Today's release "Chill Factor" answers that question: A badly paced action movie with mid-level actors, a numbingly stupid script, and CHEAP special effects. Someone undoubtedly pitched this flick as being "Speed" meets "Broken Arrow." That person should be sued for fraud and arrested for larceny. The concepts were lifted from the other movies, but the product was NOT delivered.
Cuba Gooding Jr. and Skeet Ulrich play Arlo and Mason, a couple of small town Montana losers who are thrown together to keep an embittered and disgraced ex-Army Colonel Andrew Brynner (Peter Firth) and his slick mercenary band from stealing a chemical superweapon code named Elvis.
Elvis was developed for the military by Dr. Richard Long (David Paymer) who, wounded and on the run from Brynner, tells Mason that the canister must be kept below 50 degrees, or boom.

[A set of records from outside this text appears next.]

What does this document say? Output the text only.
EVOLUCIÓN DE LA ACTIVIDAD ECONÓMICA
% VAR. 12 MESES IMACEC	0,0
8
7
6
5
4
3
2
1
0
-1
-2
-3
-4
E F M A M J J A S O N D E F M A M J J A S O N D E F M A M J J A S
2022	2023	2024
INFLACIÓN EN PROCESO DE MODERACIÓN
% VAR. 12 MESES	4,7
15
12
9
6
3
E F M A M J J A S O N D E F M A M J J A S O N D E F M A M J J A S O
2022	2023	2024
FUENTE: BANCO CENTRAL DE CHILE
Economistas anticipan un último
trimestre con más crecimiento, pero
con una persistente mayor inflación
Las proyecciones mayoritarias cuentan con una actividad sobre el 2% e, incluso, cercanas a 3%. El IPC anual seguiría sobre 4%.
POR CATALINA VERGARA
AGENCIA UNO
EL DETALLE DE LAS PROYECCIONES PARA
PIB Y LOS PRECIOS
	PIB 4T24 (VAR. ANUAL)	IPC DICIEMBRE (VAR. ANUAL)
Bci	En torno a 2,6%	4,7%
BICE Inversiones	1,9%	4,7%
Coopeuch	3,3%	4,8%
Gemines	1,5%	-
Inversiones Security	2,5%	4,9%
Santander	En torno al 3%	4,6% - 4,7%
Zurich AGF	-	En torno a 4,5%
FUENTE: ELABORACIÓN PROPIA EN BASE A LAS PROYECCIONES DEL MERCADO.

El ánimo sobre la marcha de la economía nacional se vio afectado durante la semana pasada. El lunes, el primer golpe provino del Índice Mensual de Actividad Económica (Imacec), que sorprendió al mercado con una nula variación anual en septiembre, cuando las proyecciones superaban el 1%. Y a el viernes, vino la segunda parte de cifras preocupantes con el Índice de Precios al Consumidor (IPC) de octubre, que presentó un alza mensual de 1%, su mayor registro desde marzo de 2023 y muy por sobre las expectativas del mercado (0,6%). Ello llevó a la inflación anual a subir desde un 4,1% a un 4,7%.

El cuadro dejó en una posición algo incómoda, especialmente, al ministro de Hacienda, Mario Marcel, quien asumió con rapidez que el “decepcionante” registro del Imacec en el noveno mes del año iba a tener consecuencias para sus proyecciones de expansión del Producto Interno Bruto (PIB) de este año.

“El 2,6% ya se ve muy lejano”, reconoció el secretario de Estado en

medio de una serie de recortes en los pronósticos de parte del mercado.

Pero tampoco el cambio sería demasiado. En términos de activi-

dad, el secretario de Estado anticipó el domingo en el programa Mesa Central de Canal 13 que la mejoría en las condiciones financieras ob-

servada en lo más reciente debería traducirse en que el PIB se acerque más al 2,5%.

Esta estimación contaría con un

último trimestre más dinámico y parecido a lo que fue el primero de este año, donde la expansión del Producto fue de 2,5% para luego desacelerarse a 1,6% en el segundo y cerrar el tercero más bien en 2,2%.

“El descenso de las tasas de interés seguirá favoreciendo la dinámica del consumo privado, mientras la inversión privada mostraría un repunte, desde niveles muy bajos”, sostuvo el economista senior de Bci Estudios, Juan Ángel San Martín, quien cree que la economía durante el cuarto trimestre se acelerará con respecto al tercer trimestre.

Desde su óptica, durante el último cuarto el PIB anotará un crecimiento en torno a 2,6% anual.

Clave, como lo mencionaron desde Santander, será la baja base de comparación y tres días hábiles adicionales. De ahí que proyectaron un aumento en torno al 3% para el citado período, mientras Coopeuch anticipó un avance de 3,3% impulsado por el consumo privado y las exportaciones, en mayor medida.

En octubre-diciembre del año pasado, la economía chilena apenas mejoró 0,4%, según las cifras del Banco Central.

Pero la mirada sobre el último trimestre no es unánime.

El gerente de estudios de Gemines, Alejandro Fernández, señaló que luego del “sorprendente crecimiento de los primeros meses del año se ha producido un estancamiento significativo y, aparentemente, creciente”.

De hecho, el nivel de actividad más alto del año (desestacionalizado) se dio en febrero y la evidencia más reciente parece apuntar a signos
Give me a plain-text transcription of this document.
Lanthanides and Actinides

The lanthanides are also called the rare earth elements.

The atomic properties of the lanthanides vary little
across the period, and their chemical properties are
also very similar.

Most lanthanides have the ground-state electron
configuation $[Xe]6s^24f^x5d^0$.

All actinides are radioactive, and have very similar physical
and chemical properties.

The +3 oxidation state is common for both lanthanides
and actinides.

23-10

Since Arlo is the ice cream delivery guy, they take off in his truck, bad guys in hot pursuit in their black SUVs, and our heroes trying to keep Elvis on ice through several boring, cheaply made, and thoroughly ridiculous chase scenes.
To say that watching "Chill Factor" is as fun as watching ice melt, is not to merely engage in sarcastic metaphor. A good chunk of this tepid movie IS about watching ice melt.
None of the actors make much of an impression, though Firth plays in such a drowsy, deadpan monotone that it seems like he never got his coffee on this set; and Cuba Gooding Jr. is so frantic, hyper and over the top, that you wonder if perhaps he drank it all. From his recent roles, Gooding, who leapt to stardom in "Jerry McGuire," seems in desperate need of a better agent.
Besides logic defying situations, the script by Drew Gitlin and Mike Cheda careens from slapstick to drama, never achieving either. Though it tries for a "Midnight Run," or "48 Hours" style of action comedy, the biggest laughs are the unintentionally funny, clunky dialogue. And if you think that the ticking big red digital countdowns were preposterously precise in last year's "Armageddon," wait until you meet the green chemical goo that knows the difference between 49.9 and 50 degrees.
Movies like this can have cheap thrills with the right window dressing. But the hardware is boring-- the elite Army unit involved is apparently stuck with Vietnam War surplus, and as one of the bad guys, actress Hudson Leick carries the least convincing prop gun I have ever seen-- and there just isn't a cool stunt to be found in the whole mess.
Director Hugh Johnson seems to think a lot of tension can be generated by watching the temperature rise on a digital thermometer. If you pay seven bucks to see this movie, you may feel like you just had YOUR temperature taken-- the hard way.
When it comes to summer movie thrills, "Chill Factor" will leave even the least discriminating audiences cold.